Сознание друга и очная с ним ставка доконали Камкина.
«Все, что я говорил в расспросе, – повинился колодник, – на офицера и на сержанта в важных словах, я говорил напрасно. Бил меня палкою офицер в колодничьей палате за воровство, и я, видя свою вину, сказал за собой его императорского величества – „слово и дело“, отбывая розыску».
Зато теперь он сам на себя навлек новый, добавочный розыск. Пытанный прежде два раза в гарнизонной канцелярии в покражах и побеге, он теперь должен был подтвердить свое сговаривание – тремя очистительными пытками.
18 марта 1723 года была первая. «Важные слова про его императорское величество… – простонал на виске Камкин, – говорил я напрасно… затеял из себя… сговариваю то сущею правдою… не по засылке… не по скупу…»
10 ударов.
Несколько дней спустя второй розыск и те же речи.
Неделю спустя приговор: пытать «в третьи и усечь огнем».
Колодник, однако, не дождался третьей очистки: 4 мая 1723 года он испустил последний вздох в смрадном подвале Тайной канцелярии.
Не он первый, не он последний!..
По-видимому, страдания, им вынесенные, были (по тогдашнему времени) вполне заслуженными. Покойник был вор, беглец и пьяница. И таких было много… Но их ли мы только осудим?… Не было ли чего в окружающей среде, в тогдашней администрации такого, что как бы толкало многих и многих из так называвшейся тогда «подлой» породы на путь порока и погибели?…
Крепостное рабство, немецкий педантизм, выправка и дисциплина, доведенная до зверства в военной службе, презрение тогдашних высших к личности низшего и прочие обстоятельства – дань веку и тогдашним нравам – не могут ли они служить объяснением, почему «подлая» порода не единицами, не сотнями, а тысячами гибла в преобразовательную эпоху Петра Великого?
23. Боярская толща
В конце декабря 1724 года по тракту в Архангелогородскую провинцию из Петербурга гнали партию арестантов.
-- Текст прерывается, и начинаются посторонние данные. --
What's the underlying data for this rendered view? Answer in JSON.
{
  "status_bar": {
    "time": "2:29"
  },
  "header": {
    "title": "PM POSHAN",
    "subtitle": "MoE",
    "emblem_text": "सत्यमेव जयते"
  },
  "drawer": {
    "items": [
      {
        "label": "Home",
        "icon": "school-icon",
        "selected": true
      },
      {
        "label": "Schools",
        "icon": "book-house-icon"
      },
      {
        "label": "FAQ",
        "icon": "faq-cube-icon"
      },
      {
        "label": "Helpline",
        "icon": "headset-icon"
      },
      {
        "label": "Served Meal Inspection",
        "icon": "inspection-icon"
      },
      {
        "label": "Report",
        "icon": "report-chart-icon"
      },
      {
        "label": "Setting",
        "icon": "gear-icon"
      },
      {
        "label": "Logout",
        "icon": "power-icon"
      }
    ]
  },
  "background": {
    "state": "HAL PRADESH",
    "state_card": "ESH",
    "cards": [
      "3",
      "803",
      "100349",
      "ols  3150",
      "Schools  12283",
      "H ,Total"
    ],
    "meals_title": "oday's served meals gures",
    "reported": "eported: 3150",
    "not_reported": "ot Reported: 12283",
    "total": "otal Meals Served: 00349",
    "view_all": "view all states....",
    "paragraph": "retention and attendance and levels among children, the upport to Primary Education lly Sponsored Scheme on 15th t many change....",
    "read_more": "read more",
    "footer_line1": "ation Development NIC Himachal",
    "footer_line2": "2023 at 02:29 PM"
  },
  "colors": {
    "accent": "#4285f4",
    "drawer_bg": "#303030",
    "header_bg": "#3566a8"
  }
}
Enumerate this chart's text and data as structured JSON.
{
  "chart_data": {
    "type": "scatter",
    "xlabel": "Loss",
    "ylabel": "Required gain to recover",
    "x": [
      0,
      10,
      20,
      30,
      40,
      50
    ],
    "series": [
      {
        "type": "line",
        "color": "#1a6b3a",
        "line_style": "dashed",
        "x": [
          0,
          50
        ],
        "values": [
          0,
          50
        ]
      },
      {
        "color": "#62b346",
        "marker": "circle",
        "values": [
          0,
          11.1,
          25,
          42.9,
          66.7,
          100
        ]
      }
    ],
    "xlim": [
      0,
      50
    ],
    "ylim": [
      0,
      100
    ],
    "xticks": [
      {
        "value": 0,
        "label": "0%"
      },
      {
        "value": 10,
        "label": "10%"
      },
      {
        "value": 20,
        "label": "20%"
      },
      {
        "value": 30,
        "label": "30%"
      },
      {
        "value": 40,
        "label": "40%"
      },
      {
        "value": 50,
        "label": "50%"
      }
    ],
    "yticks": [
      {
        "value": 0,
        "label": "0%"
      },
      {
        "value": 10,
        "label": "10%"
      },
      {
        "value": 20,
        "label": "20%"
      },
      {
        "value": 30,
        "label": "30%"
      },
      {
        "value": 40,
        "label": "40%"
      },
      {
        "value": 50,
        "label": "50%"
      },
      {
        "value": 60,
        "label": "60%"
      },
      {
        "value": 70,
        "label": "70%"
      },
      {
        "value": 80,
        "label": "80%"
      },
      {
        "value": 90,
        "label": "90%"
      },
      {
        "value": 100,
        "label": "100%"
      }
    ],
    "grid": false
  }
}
В толпе оборванных, грязных, окоченелых от морозов и метелей баб и мужиков особенное внимание обращали на себя две женщины. По одежде ясно было видно, что они принадлежали к «подлой» породе, но лица их, запечатленные особенными страданиями, резко выделялись из других… Изнеможенные, бледные, изрытые морщинами – плод физических и нравственных мук, они красноречиво говорили о том, что довелось вынести этим женщинам прежде, нежели указ обрек их на ссылку в Пустоозеро, где и повелено было им «быти тамо неисходно с прочими таковыми же, до их смерти».
Перелистаем же следственное о них дело, поищем в нем причины гибели злополучных женщин и вместе с тем постараемся отыскать новые черты для характеристики петровской эпохи.